Part Two looks so beautiful, I cannot WAIT to see it on a big screen. This was the shame about Dune: Part One, as boring as that movie is, it is gorgeous and watching it at home was not ideal. Dune is the type of movie that deserves to be seen on a big screen. Hans Zimmer’s ululating score remains annoying as hell—either do something interesting with the MENA-inspired roots of Dune or drop it all together—but Greig Fraser’s cinematography is SPECTACULAR (he won an Oscar for Part One). I am especially interested to see the sandworm stuff. Not unlike superhero movies exploding in the 2000s, technology has finally reached the point where a person sand-surfing on a giant worm can look cool. They’re cleverly teasing that moment in the trailers without actually showing it to us.

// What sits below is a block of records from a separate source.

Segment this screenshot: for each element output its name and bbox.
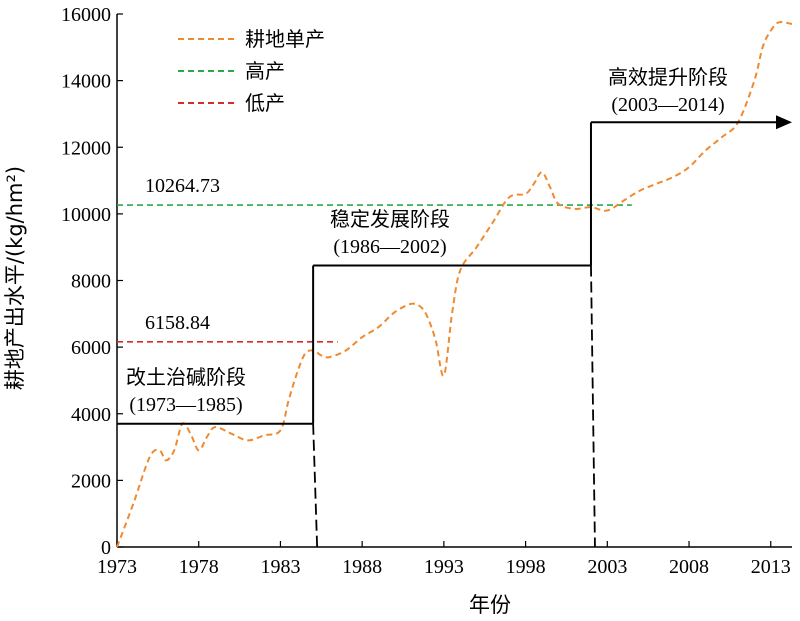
y-tick-label: 0	[101, 537, 111, 559]
stage-title: 稳定发展阶段	[330, 207, 450, 231]
y-tick-label: 2000	[71, 470, 111, 492]
x-tick-label: 1973	[97, 556, 137, 578]
stage-title: 改土治碱阶段	[126, 365, 246, 389]
y-tick-label: 14000	[61, 71, 111, 93]
stage-title: 高效提升阶段	[608, 65, 728, 89]
y-tick-label: 16000	[61, 4, 111, 26]
y-tick-label: 4000	[71, 404, 111, 426]
x-tick-label: 1998	[506, 556, 546, 578]
x-tick-label: 2013	[751, 556, 791, 578]
reference-line-label: 6158.84	[145, 312, 210, 334]
stage-boundary-line	[312, 423, 319, 548]
y-axis-title: 耕地产出水平/(kg/hm²)	[3, 166, 27, 390]
series-layer	[116, 21, 793, 548]
y-tick-label: 12000	[61, 137, 111, 159]
legend-label: 低产	[245, 91, 285, 115]
x-axis-title: 年份	[469, 593, 511, 617]
legend-label: 耕地单产	[245, 27, 325, 51]
reference-line-label: 10264.73	[145, 175, 220, 197]
x-tick-label: 1978	[179, 556, 219, 578]
y-tick-label: 10000	[61, 204, 111, 226]
x-tick-label: 2003	[587, 556, 627, 578]
x-tick-label: 1993	[424, 556, 464, 578]
x-tick-label: 2008	[669, 556, 709, 578]
stage-arrow-head	[776, 115, 792, 130]
stage-layer: 改土治碱阶段 (1973—1985) 稳定发展阶段 (1986—2002) 高效提升阶段…	[117, 65, 792, 548]
legend-label: 高产	[245, 59, 285, 83]
y-tick-label: 6000	[71, 337, 111, 359]
reference-lines: 10264.73 6158.84	[117, 175, 632, 343]
stage-boundary-line	[590, 265, 596, 548]
stage-period: (1973—1985)	[129, 394, 242, 416]
x-tick-label: 1983	[260, 556, 300, 578]
axes-layer: 0 2000 4000 6000 8000 10000 12000 14000 16000 197…	[61, 4, 792, 578]
series-line	[116, 21, 793, 548]
stage-period: (2003—2014)	[611, 94, 724, 116]
x-tick-label: 1988	[342, 556, 382, 578]
stage-period: (1986—2002)	[333, 236, 446, 258]
y-tick-label: 8000	[71, 271, 111, 293]
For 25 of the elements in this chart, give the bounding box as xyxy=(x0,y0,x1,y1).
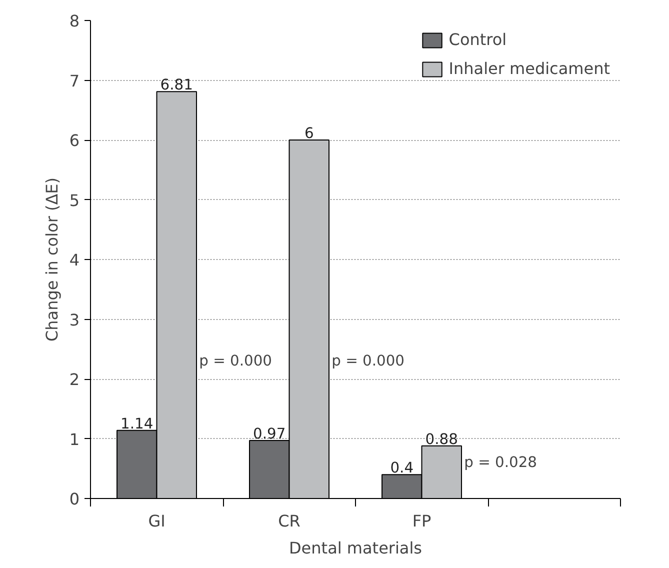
data-label: 0.88 xyxy=(425,430,458,448)
y-tick-label: 0 xyxy=(69,490,80,508)
y-tick-label: 7 xyxy=(69,71,80,90)
data-label: 6.81 xyxy=(160,76,193,94)
y-tick-label: 2 xyxy=(69,370,80,389)
y-tick-label: 3 xyxy=(69,310,80,330)
y-tick-label: 8 xyxy=(69,12,80,30)
annotation: p = 0.028 xyxy=(464,454,538,472)
legend-label: Inhaler medicament xyxy=(448,59,610,78)
data-label: 0.97 xyxy=(253,426,286,443)
data-label: 0.4 xyxy=(390,460,414,477)
x-tick-label: FP xyxy=(412,512,432,530)
x-tick-label: CR xyxy=(278,512,300,530)
y-tick-label: 5 xyxy=(69,190,80,210)
y-tick-label: 6 xyxy=(69,131,80,150)
legend-label: Control xyxy=(448,30,507,49)
y-axis-title: Change in color (ΔE) xyxy=(42,177,62,342)
y-tick-label: 1 xyxy=(69,430,80,449)
annotation: p = 0.000 xyxy=(332,352,405,370)
x-tick-label: GI xyxy=(148,512,166,530)
x-axis-title: Dental materials xyxy=(288,538,422,558)
data-label: 1.14 xyxy=(120,415,154,432)
y-tick-label: 4 xyxy=(69,250,80,270)
annotation: p = 0.000 xyxy=(199,352,272,370)
data-label: 6 xyxy=(304,125,314,142)
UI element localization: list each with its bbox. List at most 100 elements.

We also get to see a little bit more of Florence Pugh as Princess Irulan, we’re introduced to Christopher Walken as Padishah Emperor Shaddam, and there is a bit more of black-and-white bald Austin Butler in action, but this trailer is really focused on Timothee Chalamet’s Paul Atreides and his rise to power leading a rebellion from the desert planet Arrakis. Zendaya also heavily features in the trailer—she’s taking such good care of her little white boys!—as they tease Paul and Chani’s desert love story.
I didn’t care much for Dune: Part One, despite the excellent visuals, but Part Two is where all the actual development and action is at, so I am looking forward to this one. I am always and forever put off by the white savior undertones of Paul Atreides, a privileged outsider, being the prophesied Chosen One for the Indigenous people of Arrakis, but that is just baked into the core of Dune. Denis Villeneuve and co-writer John Spaihts inherited that trope from novelist Frank Herbert. Based on Part One, I don’t think they’ll do anything interesting to interrogate or upend the trope in Part Two, but maybe I’ll be surprised. I want to be. I want all parts of Dune to live up to Greig Fraser’s visuals.